Aujourd'hui, j'attends qu'une techno soit mâture avant de m'y intéresser. Par mâture, j'entends qu'elle réponde aux critères suivants :

  • la techno est techniquement robuste (pas de bugs en pagaille) ;
  • la documentation et les différents tutoriels éparpillés sur le Web permettent une prise en main rapide ;
  • il existe suffisamment de retours d'expérience pour que je puisse me faire une idée claire des cas d'utilisation pertinents.

Attacher de l'importance aux retours d'utilisation

Silhouette sur un ciel bleu

J'ai tendance à attribuer de plus en plus d'importance aux retours d'utilisation plutôt qu'à l'aspect technique et fonctionnel de la techno.

Plutôt que de lire des tutoriels techniques, je préfère m'intéresser aux expériences des early adopters. Dans quels cas cette techno est-elle appropriée ou non ? Quels sont ses avantages et ses inconvénients ? Quelles sont ses forces et ses faiblesses ? Quels gains réels espérer, et à quelles galères s'attendre ?

L'exemple emblématique, c'est Docker. Docker, un outil qui permet de faire des machines virtuelles de manière simple et rapide à l'échelle d'un processus. Sur le papier, c'est génial. En démo, c'est étourdissant. En pratique, je n'ai trouvé aucun retour d'utilisation décrivant comment Docker, mis en place sur un projet en production, a enlevé de la complexité au lieu d'en rajouter.

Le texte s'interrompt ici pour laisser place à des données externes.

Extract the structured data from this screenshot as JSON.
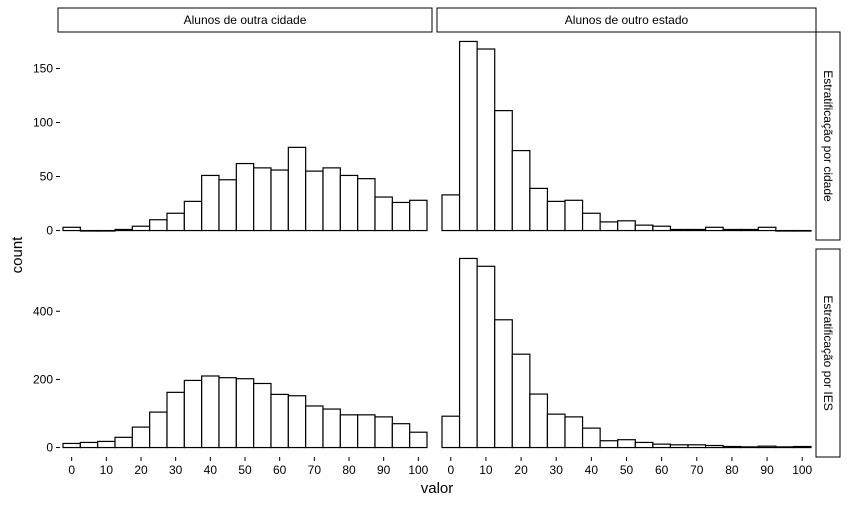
{
  "chart_data": {
    "type": "bar",
    "xlabel": "valor",
    "ylabel": "count",
    "columns": [
      "Alunos de outra cidade",
      "Alunos de outro estado"
    ],
    "rows": [
      "Estratificação por cidade",
      "Estratificação por IES"
    ],
    "xlim": [
      -2.5,
      102.5
    ],
    "x_ticks": [
      0,
      10,
      20,
      30,
      40,
      50,
      60,
      70,
      80,
      90,
      100
    ],
    "x_tick_labels": [
      "0",
      "10",
      "20",
      "30",
      "40",
      "50",
      "60",
      "70",
      "80",
      "90",
      "100"
    ],
    "bin_width": 5,
    "bin_centers": [
      0,
      5,
      10,
      15,
      20,
      25,
      30,
      35,
      40,
      45,
      50,
      55,
      60,
      65,
      70,
      75,
      80,
      85,
      90,
      95,
      100
    ],
    "grid": false,
    "fill": "#ffffff",
    "stroke": "#000000",
    "panels": [
      {
        "row": 0,
        "col": 0,
        "values": [
          3,
          0,
          0,
          1,
          4,
          10,
          16,
          27,
          51,
          47,
          62,
          58,
          56,
          77,
          55,
          58,
          51,
          48,
          31,
          26,
          28
        ]
      },
      {
        "row": 0,
        "col": 1,
        "values": [
          33,
          175,
          168,
          111,
          74,
          39,
          27,
          28,
          16,
          8,
          9,
          5,
          4,
          1,
          1,
          3,
          1,
          1,
          3,
          0,
          0
        ]
      },
      {
        "row": 1,
        "col": 0,
        "values": [
          12,
          15,
          18,
          30,
          60,
          104,
          162,
          197,
          210,
          205,
          202,
          188,
          156,
          152,
          122,
          113,
          96,
          96,
          90,
          70,
          45
        ]
      },
      {
        "row": 1,
        "col": 1,
        "values": [
          92,
          555,
          532,
          375,
          274,
          157,
          98,
          90,
          57,
          20,
          23,
          15,
          10,
          8,
          8,
          6,
          3,
          2,
          4,
          2,
          3
        ]
      }
    ],
    "y_axes": [
      {
        "row": 0,
        "ylim": [
          -8.75,
          183.75
        ],
        "ticks": [
          0,
          50,
          100,
          150
        ],
        "tick_labels": [
          "0",
          "50",
          "100",
          "150"
        ]
      },
      {
        "row": 1,
        "ylim": [
          -27.75,
          582.75
        ],
        "ticks": [
          0,
          200,
          400
        ],
        "tick_labels": [
          "0",
          "200",
          "400"
        ]
      }
    ]
  }
}
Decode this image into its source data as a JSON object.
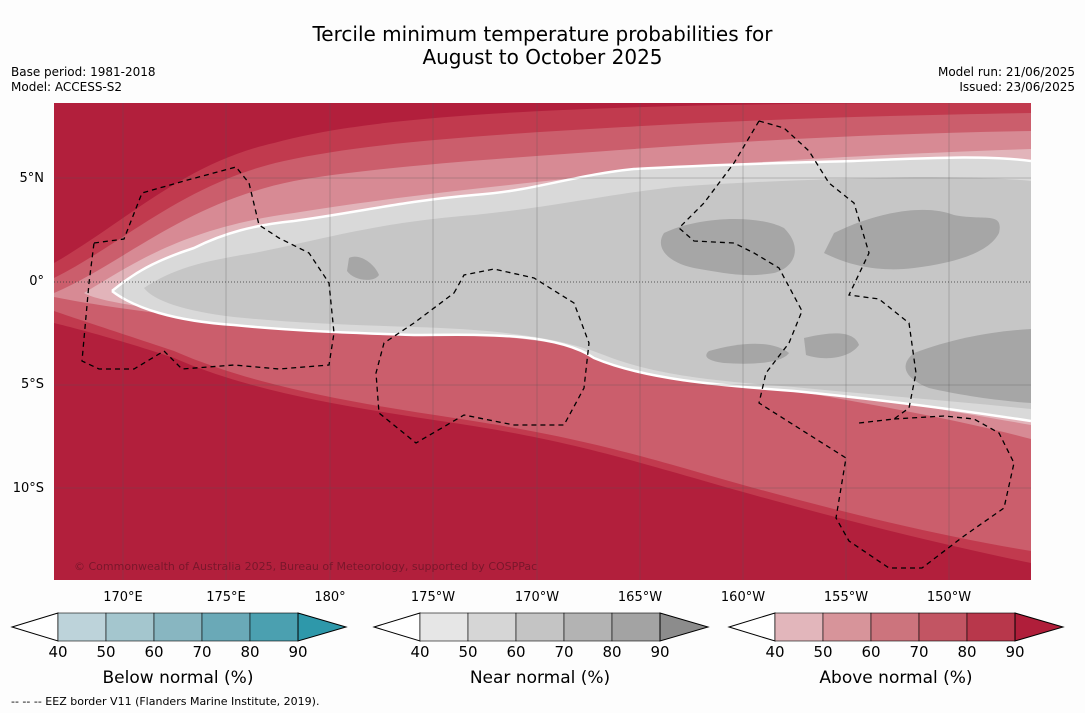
{
  "title": {
    "line1": "Tercile minimum temperature probabilities for",
    "line2": "August to October 2025"
  },
  "meta": {
    "base_period": "Base period: 1981-2018",
    "model": "Model: ACCESS-S2",
    "model_run": "Model run: 21/06/2025",
    "issued": "Issued: 23/06/2025"
  },
  "map": {
    "lat_labels": [
      "5°N",
      "0°",
      "5°S",
      "10°S"
    ],
    "lon_labels": [
      "170°E",
      "175°E",
      "180°",
      "175°W",
      "170°W",
      "165°W",
      "160°W",
      "155°W",
      "150°W"
    ],
    "copyright": "© Commonwealth of Australia 2025, Bureau of Meteorology, supported by COSPPac",
    "colors": {
      "ocean_above_high": "#b21f3c",
      "above_80": "#c13a4e",
      "above_70": "#cb5e6c",
      "above_60": "#d78a94",
      "above_50": "#e2b4ba",
      "near_light": "#d9d9d9",
      "near_mid": "#c6c6c6",
      "near_dark": "#a6a6a6"
    }
  },
  "colorbars": [
    {
      "title": "Below normal (%)",
      "ticks": [
        "40",
        "50",
        "60",
        "70",
        "80",
        "90"
      ],
      "colors": [
        "#bdd3da",
        "#a4c6ce",
        "#88b6c1",
        "#6aa9b7",
        "#4ba0b0",
        "#2e98aa"
      ]
    },
    {
      "title": "Near normal (%)",
      "ticks": [
        "40",
        "50",
        "60",
        "70",
        "80",
        "90"
      ],
      "colors": [
        "#e6e6e6",
        "#d6d6d6",
        "#c4c4c4",
        "#b3b3b3",
        "#a3a3a3",
        "#8c8c8c"
      ]
    },
    {
      "title": "Above normal (%)",
      "ticks": [
        "40",
        "50",
        "60",
        "70",
        "80",
        "90"
      ],
      "colors": [
        "#e2b6bb",
        "#d7949a",
        "#cc747d",
        "#c25563",
        "#b8374b",
        "#b01e3a"
      ]
    }
  ],
  "footnote": "--  --  -- EEZ border V11 (Flanders Marine Institute, 2019)."
}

Aller à des conférences, échanger

Le meilleur moyen de discuter avec d'autres travailleur·se·s du Web, c'est encore de trouver un nid.

En l'occurrence, les conférences sont un excellent moyen de cuisiner des dévs, des admin sys, des intés, des agilistes… sur les derniers trucs qui valent le coup qu'on s'y penche.

C'est quoi cette techno ? Est-ce que ça marche bien ? Quels sont les avantages par rapport à X ? Autant de questions qui trouveront plus facilement réponse autour d'un croissant ou d'une bière que derrière un clavier.

Conclusion

La veille techno est un processus essentiel, mais plus le temps passe, et plus le besoin de s'y consacrer avec une certaine efficacité se fait sentir. Faute de quoi, ennui et lassitude finiront par s'emparer de l'ingénieur·e.

Sur ces quelques réflexions, je vous laisse, je vais découper du saucisson.